The Virginian-Pilot
                             THE VIRGINIAN-PILOT 
              Copyright (c) 1996, Landmark Communications, Inc.

DATE: Monday, September 9, 1996             TAG: 9609090026
SECTION: LOCAL                   PAGE: B1   EDITION: FINAL 
SOURCE: BY KAREN WEINTRAUB, STAFF WRITER 
                                            LENGTH:   62 lines

LAKE GASTON PIPELINE CASE: JUDICIAL PANEL WILL HEAR FROM ALL PARTIES WHILE LAWYERS FROM VIRGINIA AND NORTH CAROLINA HAVE ONLY AN HOUR TOTAL TO STATE THEIR CASES, A DECISION MAY NOT COME FOR MONTHS.<

A U.S. District Court of Appeals in Washington, D.C., will hear arguments today in the bi-state battle over Lake Gaston water.

Although a decision may not come for several months, the three-judge panel is expected to spend about an hour listening to comments and quizzing lawyers from Virginia Beach, North Carolina and pipeline opponents in southwestern Virginia.

The panel already has 50,000 pages of records and 500 pages of briefs filed by both sides.

``It's a big event, but it's not exciting,'' said Virginia Beach counsel M. Scott Hart on Friday. ``Twenty-five minutes a side; no witnesses; just lawyers talking.''

The judges will be deciding two basic points: whether Virginia Beach needs North Carolina's permission to build the pipeline, and whether the Federal Energy Regulatory Commission studied the project adequately last year before approving it.

A North Carolina victory could add years to Virginia Beach's pursuit of the pipeline. A Virginia Beach triumph probably would lead opponents to try to challenge the project before the U.S. Supreme Court.

Opponents in North Carolina and Virginia have fought the proposed pipeline for 13 years, saying Virginia Beach's plans to get drinking water from the lake that straddles the North Carolina-Virginia border would damage the environment and rob residents along the Roanoke River of a precious resource.

``We would be surprised if we lost,'' Hart said. ``(The project) has been studiedenough, and we don't want any more delays.''

North Carolina officials declined to talk on the record about the case.

In their briefs, lawyers for North Carolina have argued that Virginia Beach cannot take water from Lake Gaston because North Carolina has not issued a permit for the withdrawal.

Under the federal Clean Water Act, they say, any change to a hydroelectric project such as the man-made Lake Gaston must be approved by the home state.

Virginia Beach contends it has already complied with the federal law, because it has a permit from Virginia, where the pipeline would tap the lake.
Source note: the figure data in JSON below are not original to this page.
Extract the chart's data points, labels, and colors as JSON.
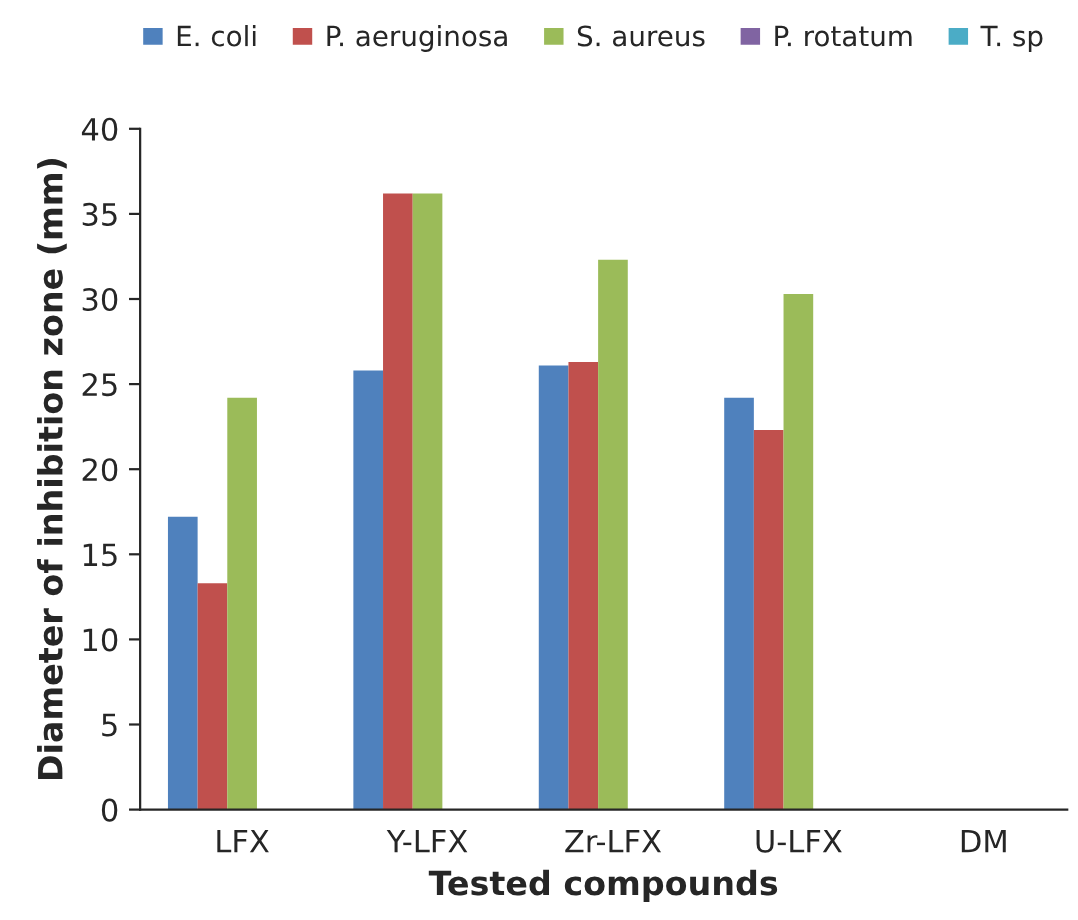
{
  "chart_data": {
    "type": "bar",
    "xlabel": "Tested compounds",
    "ylabel": "Diameter of inhibition zone (mm)",
    "categories": [
      "LFX",
      "Y-LFX",
      "Zr-LFX",
      "U-LFX",
      "DM"
    ],
    "series": [
      {
        "name": "E. coli",
        "color": "#4f81bd",
        "values": [
          17.2,
          25.8,
          26.1,
          24.2,
          0
        ]
      },
      {
        "name": "P. aeruginosa",
        "color": "#c0504d",
        "values": [
          13.3,
          36.2,
          26.3,
          22.3,
          0
        ]
      },
      {
        "name": "S. aureus",
        "color": "#9bbb59",
        "values": [
          24.2,
          36.2,
          32.3,
          30.3,
          0
        ]
      },
      {
        "name": "P. rotatum",
        "color": "#8064a2",
        "values": [
          0,
          0,
          0,
          0,
          0
        ]
      },
      {
        "name": "T. sp",
        "color": "#4bacc6",
        "values": [
          0,
          0,
          0,
          0,
          0
        ]
      }
    ],
    "ylim": [
      0,
      40
    ],
    "yticks": [
      0,
      5,
      10,
      15,
      20,
      25,
      30,
      35,
      40
    ],
    "grid": false,
    "legend": "top"
  }
}
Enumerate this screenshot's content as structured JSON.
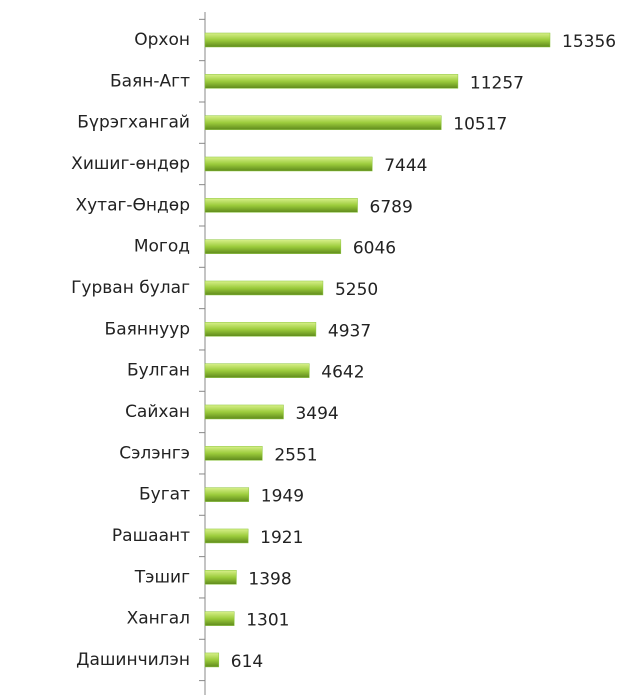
{
  "chart_data": {
    "type": "bar",
    "orientation": "horizontal",
    "color": "#8cc63f",
    "categories": [
      "Орхон",
      "Баян-Агт",
      "Бүрэгхангай",
      "Хишиг-өндөр",
      "Хутаг-Өндөр",
      "Могод",
      "Гурван булаг",
      "Баяннуур",
      "Булган",
      "Сайхан",
      "Сэлэнгэ",
      "Бугат",
      "Рашаант",
      "Тэшиг",
      "Хангал",
      "Дашинчилэн"
    ],
    "values": [
      15356,
      11257,
      10517,
      7444,
      6789,
      6046,
      5250,
      4937,
      4642,
      3494,
      2551,
      1949,
      1921,
      1398,
      1301,
      614
    ]
  }
}
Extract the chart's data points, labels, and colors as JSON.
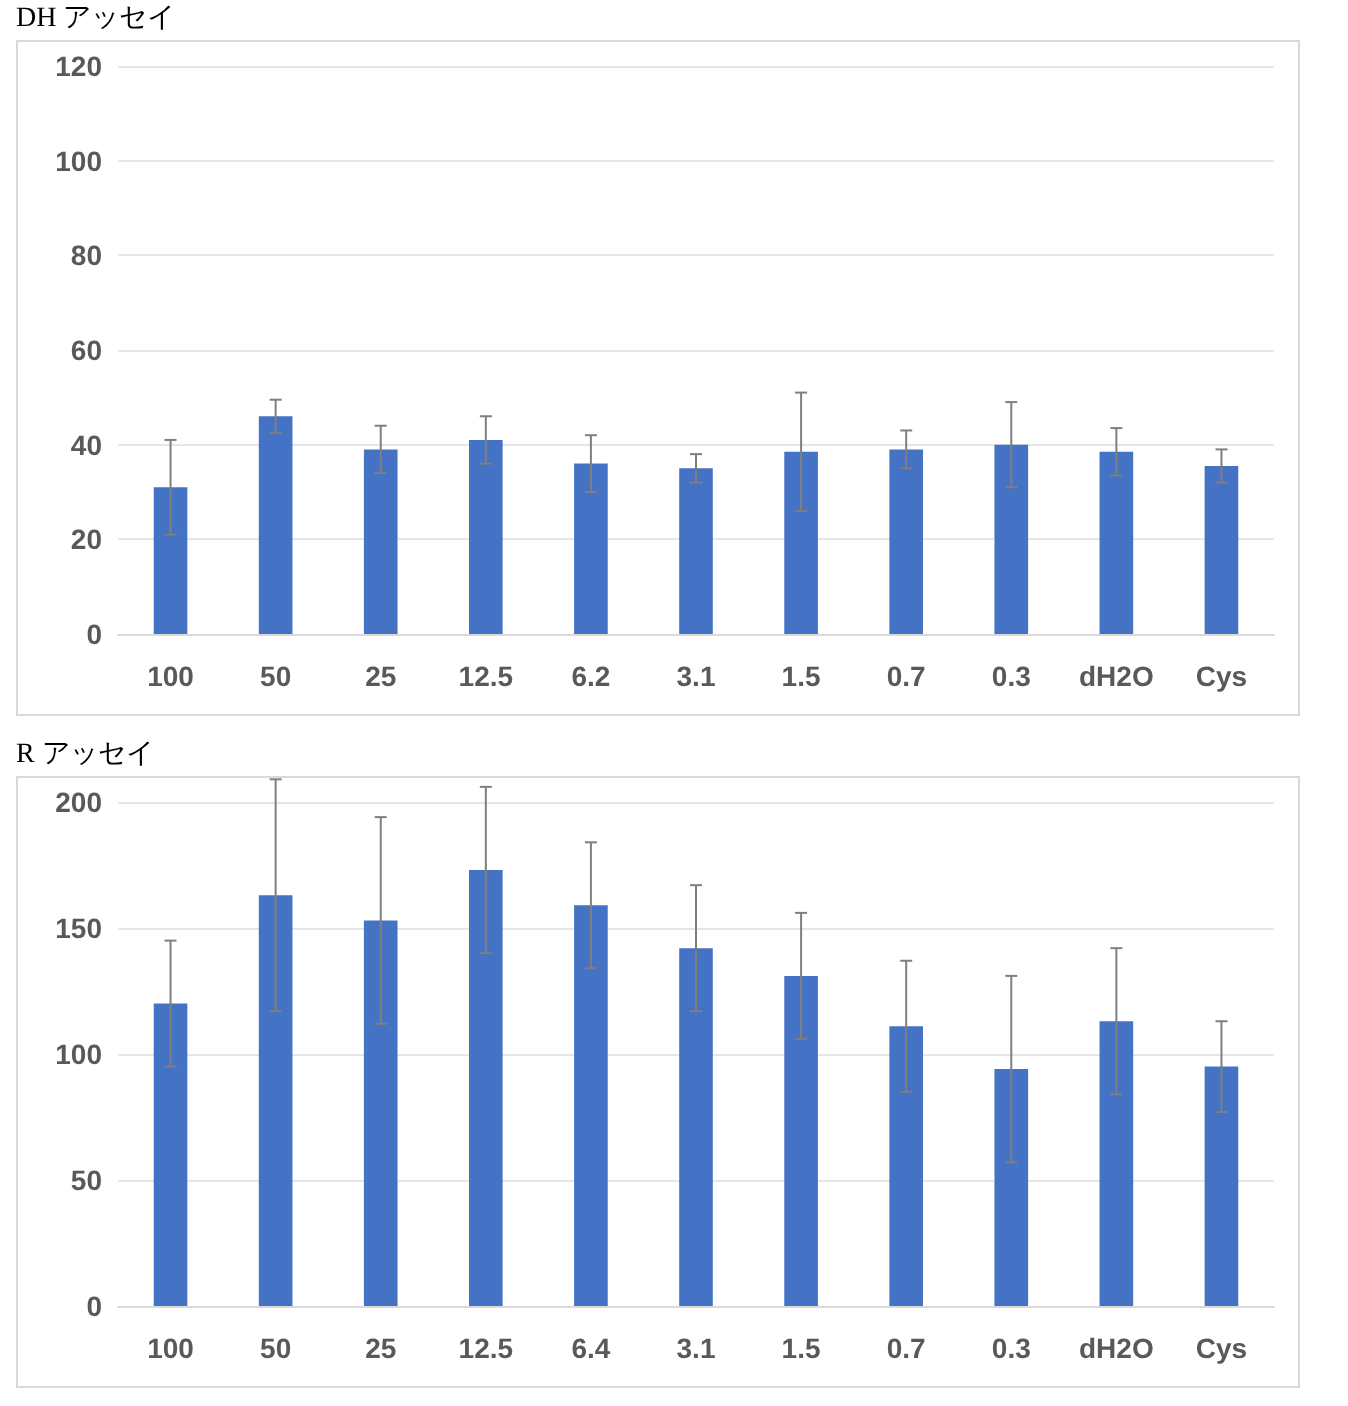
{
  "chart_data": [
    {
      "type": "bar",
      "title": "DH アッセイ",
      "categories": [
        "100",
        "50",
        "25",
        "12.5",
        "6.2",
        "3.1",
        "1.5",
        "0.7",
        "0.3",
        "dH2O",
        "Cys"
      ],
      "color": "#4472c4",
      "values": [
        31,
        46,
        39,
        41,
        36,
        35,
        38.5,
        39,
        40,
        38.5,
        35.5
      ],
      "errors": [
        10,
        3.5,
        5,
        5,
        6,
        3,
        12.5,
        4,
        9,
        5,
        3.5
      ],
      "ylim": [
        0,
        120
      ],
      "yticks": [
        0,
        20,
        40,
        60,
        80,
        100,
        120
      ],
      "grid": "y"
    },
    {
      "type": "bar",
      "title": "R アッセイ",
      "categories": [
        "100",
        "50",
        "25",
        "12.5",
        "6.4",
        "3.1",
        "1.5",
        "0.7",
        "0.3",
        "dH2O",
        "Cys"
      ],
      "color": "#4472c4",
      "values": [
        120,
        163,
        153,
        173,
        159,
        142,
        131,
        111,
        94,
        113,
        95
      ],
      "errors": [
        25,
        46,
        41,
        33,
        25,
        25,
        25,
        26,
        37,
        29,
        18
      ],
      "ylim": [
        0,
        200
      ],
      "yticks": [
        0,
        50,
        100,
        150,
        200
      ],
      "grid": "y"
    }
  ]
}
North Carolina argues that because the dam that creates Lake Gaston is in its state, Virginia Beach must have its permission to build.

Pipeline opponents from the Virginia side of the border will argue the second point, that the federal energy commission was unjustified in issuing a permit last year for the pipeline.

They are expected to refer to a Norfolk-funded water study - released against Virginia Beach's wishes earlier this summer - that concludes Norfolk has more surplus water than the federal commission assumed. Opponents have argued that the study shows the federal commission relied on outdated and inaccurate information in granting permission for the pipeline.

Virginia Beach lawyers say that the commission based its decision on the best information available at the time and that it deserves to stand.

After the commission issued its permit, Virginia Beach resumed construction of the pipeline, which had been halted by a court injunction five years earlier. About 20 miles of the 76-mile pipeline is now complete.

The pipeline would funnel as much as 60 million gallons of water a day to Hampton Roads, divided among Virginia Beach, Chesapeake, Franklin and Isle of Wight County.